The Institute for College Access and Success’ Project on Student Debt reports that in 2011 four-year college graduates averaged more than $26,000 in student debt. Educational and financial experts are deeply concerned about the amount of debt students are incurring to complete bachelor’s degrees. While unemployment rates for those who complete a degree beyond high school are considerably lower, this debt can still have a long-term effect on these graduates’ success for years to come. Major life decisions such as getting married, having children and buying a home are often delayed due to remaining student debt.
With two-thirds of all four-year college graduates incurring debt, the days of a student being able to finance college with summer employment are gone. The numbers of students incurring debt to attend college, along with the amount of that debt, have been increasing in recent years. Illinois graduates show nearly identical percentages of debt as the national trend.
According to the College Board, public community college students graduate with significantly less debt than their peers who attend for-profit two-year colleges, as well as their peers attending four-year institutions. In fact, 62 percent of public community college degree completers graduate without any debt at all compared to only 2 percent of their peers who earn degrees from for-profit two-year schools. Of the community college graduates who do incur debt, the vast majority of them are able to keep debt under $10,000.
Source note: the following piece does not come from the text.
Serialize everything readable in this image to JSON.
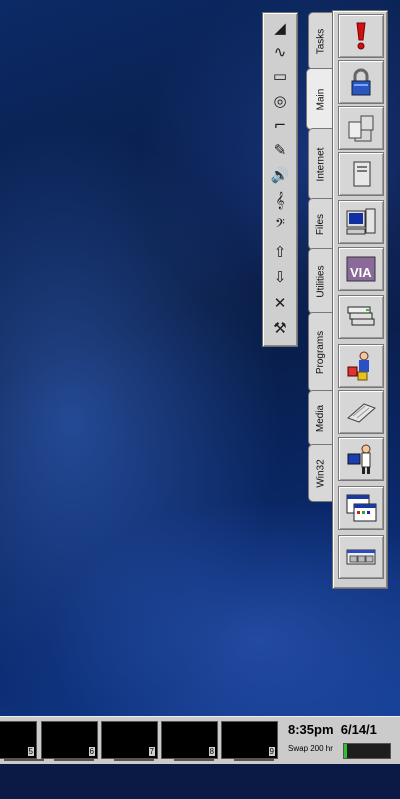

While larger answers to student debt can be debated, one obvious solution to limit student debt at the personal level is to encourage more students — including those who plan to pursue bachelor’s degrees — to begin their college path at a community college. With tuition rates at a fraction of every other type of institution, community colleges offer an unparalleled value. Completing the first two years of a bachelor’s degree at a local community college can shave thousands off of a student’s debt total.
It is incredibly important for students to truly understand the costs of college, no matter where they choose to attend. All colleges must have a Net Price Calculator posted on the institution’s website to aid students’ decision making. Families should discuss options together and weigh the pros and cons of each institution, keeping in mind future career paths and earning potential.
At Waubonsee Community College, students can learn more about Waubonsee’s financial resources and costs to attend at www.waubonsee.edu/paying. Waubonsee’s tuition and fees are very affordable. In addition, the college offers numerous financial assistance options to make a college degree even more attainable. One way we do this is by offering more than 200 scholarships funded through the Waubonsee Community College Foundation. Current and prospective students should apply for a scholarship no later than midnight on Feb. 7, 2013, on Waubonsee’s website atwww.waubonsee.edu/scholarships.
Students have so many choices when it comes to attending and financing college that it can be easy to miss out on opportunities. Doing your research and starting early are two key steps to maximizing the availability of financial resources. Anyone who wants financial aid for college will need to complete the Free Application for Federal Student Aid (FAFSA). All federal grants and loan awards, as well as financial aid awards from nearly all colleges, are determined based on this application. So get started today, complete your FAFSA, and you’ll be on your way to determining the amount of aid for which you’re eligible. The work you put in now will pay off later with lower student debt and more flexibility as you start your post-college career.